Assistant Secretary of Defense for Indo-Pacific Security Affairs
- In office June 10, 2016 – January 20, 2017 Acting
- President: Barack Obama
- Preceded by: David B. Shear
- Succeeded by: David F. Helvey (acting)

Personal details
- Education: American University (BA) Johns Hopkins University (MA)

= Kelly Magsamen =

American foreign policy advisor

Kelly E. Magsamen is an American foreign policy and national security advisor who served as the chief of staff to the United States Secretary of Defense in the Biden administration. She was previously the vice president for national security and international policy at the Center for American Progress.
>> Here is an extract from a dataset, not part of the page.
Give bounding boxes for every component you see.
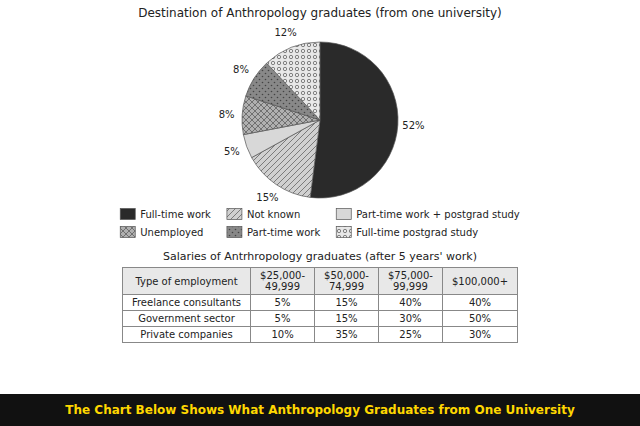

She resigned as chief of staff in June 2024.

== Education ==
She earned a Bachelor of Arts degree from American University and a Master of Arts from Johns Hopkins University.

== Career ==
Magsamen began her career at the United States Department of State, specializing in Iraq policy. She later served as the principal deputy assistant secretary of defense for Asian and Pacific Security Affairs, where she managed strategy related to Asia and the South China Sea. During the Obama administration, Magsamen worked as a staffer on the United States National Security Council.

Magsamen has appeared as a commentator on NPR. She has written op-ed columns on national security issues for Defense One, Foreign Policy, The Washington Post, The Hill, and others.